From our founding in 1983, Earwax Productions has charted a singular course across the sonic landscape. The team’s expansive approach has included art installations and innovation in the craft of storytelling through sound, music and interview. At the same time, Earwax has established a praise-worthy reputation in the fields of commercial and radio sound design, sound for feature films and documentaries, and iconic sound effects for some of the world’s most respected brands.
The term Audiograph, created by Markos Kounalakis, was used to describe a form of music and interview that became a signature style of many original radio productions created by Earwax in the late eighties and early nineties. Songs From The Tenderloin, Metal, Wake for Tom and Virtual Paradise are a few from this creative period.

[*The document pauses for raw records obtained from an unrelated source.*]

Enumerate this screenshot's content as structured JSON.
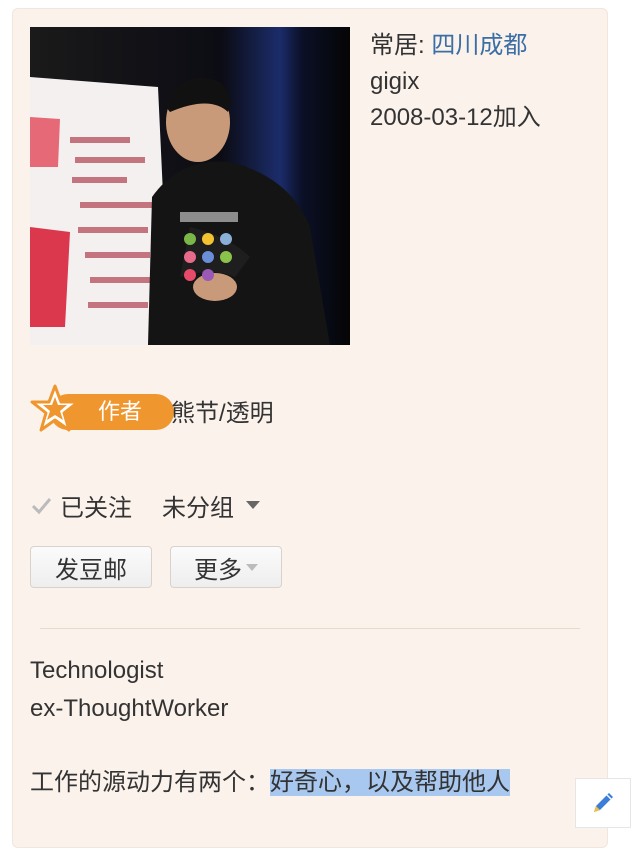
{
  "profile": {
    "residence_label": "常居:",
    "residence_value": "四川成都",
    "username": "gigix",
    "joined": "2008-03-12加入",
    "avatar_icon": "profile-photo"
  },
  "badge": {
    "label": "作者",
    "side_text": "熊节/透明",
    "color": "#f0962e"
  },
  "follow": {
    "status": "已关注",
    "group": "未分组"
  },
  "buttons": {
    "doumail": "发豆邮",
    "more": "更多"
  },
  "bio": {
    "line1": "Technologist",
    "line2": "ex-ThoughtWorker",
    "line3_prefix": "工作的源动力有两个：",
    "line3_highlight": "好奇心，以及帮助他人"
  },
  "colors": {
    "card_bg": "#fbf2ec",
    "link": "#3a6ea5",
    "highlight": "#a9c8f0"
  }
}
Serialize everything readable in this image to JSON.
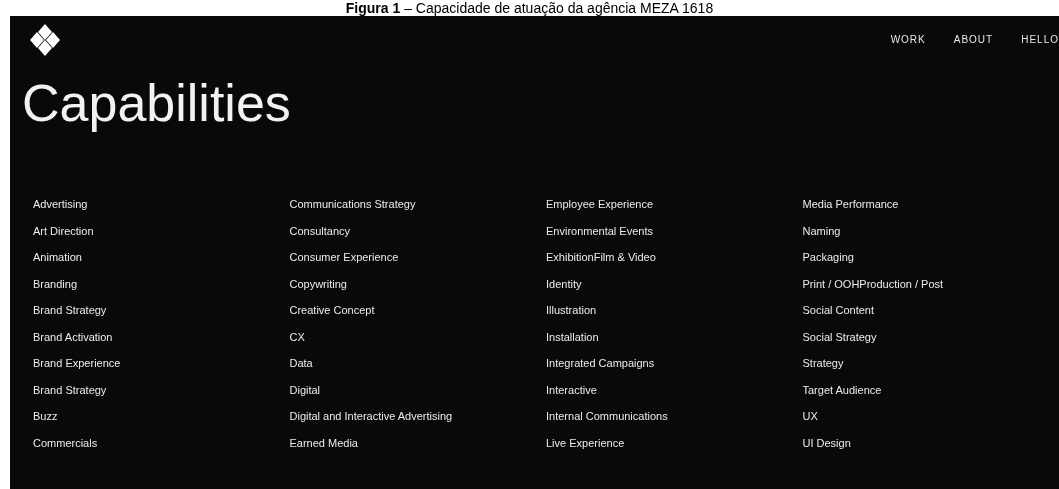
{
  "caption": "**Figura 1** – Capacidade de atuação da agência MEZA 1618",
  "nav": [
    "WORK",
    "ABOUT",
    "HELLO"
  ],
  "heading": "Capabilities",
  "columns": [
    [
      "Advertising",
      "Art Direction",
      "Animation",
      "Branding",
      "Brand Strategy",
      "Brand Activation",
      "Brand Experience",
      "Brand Strategy",
      "Buzz",
      "Commercials"
    ],
    [
      "Communications Strategy",
      "Consultancy",
      "Consumer Experience",
      "Copywriting",
      "Creative Concept",
      "CX",
      "Data",
      "Digital",
      "Digital and Interactive Advertising",
      "Earned Media"
    ],
    [
      "Employee Experience",
      "Environmental Events",
      "ExhibitionFilm & Video",
      "Identity",
      "Illustration",
      "Installation",
      "Integrated Campaigns",
      "Interactive",
      "Internal Communications",
      "Live Experience"
    ],
    [
      "Media Performance",
      "Naming",
      "Packaging",
      "Print / OOHProduction / Post",
      "Social Content",
      "Social Strategy",
      "Strategy",
      "Target Audience",
      "UX",
      "UI Design"
    ]
  ]
}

(1987) Barney Jones, Markos Kounalakis, and Jim McKee. Condensed and dramatized portraits of people living on the streets of San Francisco. Recorded interviews form the basis of this work, but interviews set in alternating environments: in the street and within a musical score. In the music, the edited and repeated voices become part of the rhythm: recurring beats that intensify the toughness and tenderness of the people’s reflections— the pain, humor, and ethics that govern their lives. Commissioned by NEW AMERICAN RADIO.
Metal or Views from the Karamazov Vista
Soon after the broadcast of Songs From the Tenderloin, New American Radio commissioned Earwax to produce a second Audiograph, this time about Heavy Metal. By the late eighties, our facilities located inside the infamous Hyde Street Studios in San Francisco was packed with Heavy Metal musicians, The Blue Öyster Cult, as well as producer extraordinaire Sandy Perlman. Interviews with Sandy, members of Exodus and field recordings from church parking lots to mosh pits help to form this work. From New American Radio (1989) Jim McKee with Andy Newell. A curious, sympathetic glimpse into the heavy metal music industry and its social environment: the music, the artists, the producers, the fans, the parents, the opposition. Meet Sandy Pearlman who coined the term Heavy Metal. Listen to bands like “Exodus” and musicians like Joe Satriani. Hear what Debbie Abonos, at sixty-four the oldest female roady in the business, has to say. Never mind you don’t like the music and you’re strictly anti-violence, anti-Satanic cult, anti-Nazi cult. Metal offers some unexpected observations and is presented with a remarkably artistic/digital touch.
Wake for Tom
(1991) A follow-up on Audiographs – Songs from the Tenderloin created in 1987. Using the techniques developed for the earlier work, Wake for Tom takes interviews with people living on the streets of San Francisco and sets them in alternating environments: in the street and within a musical score. It explores the lives of the same close-knit group of alcoholic panhandlers. Many have died in the intervening four years, including Tom Scanlon, one of the principal voices in the earlier work. Interviews with him made just before his death are intercut with interviews with his friends and with the professionals whose job it is to deal with the death of indigents. A moving continuation of a sad, humorous, and virtually untold story about America’s homeless. Barney Jones and Jim McKee are the producers.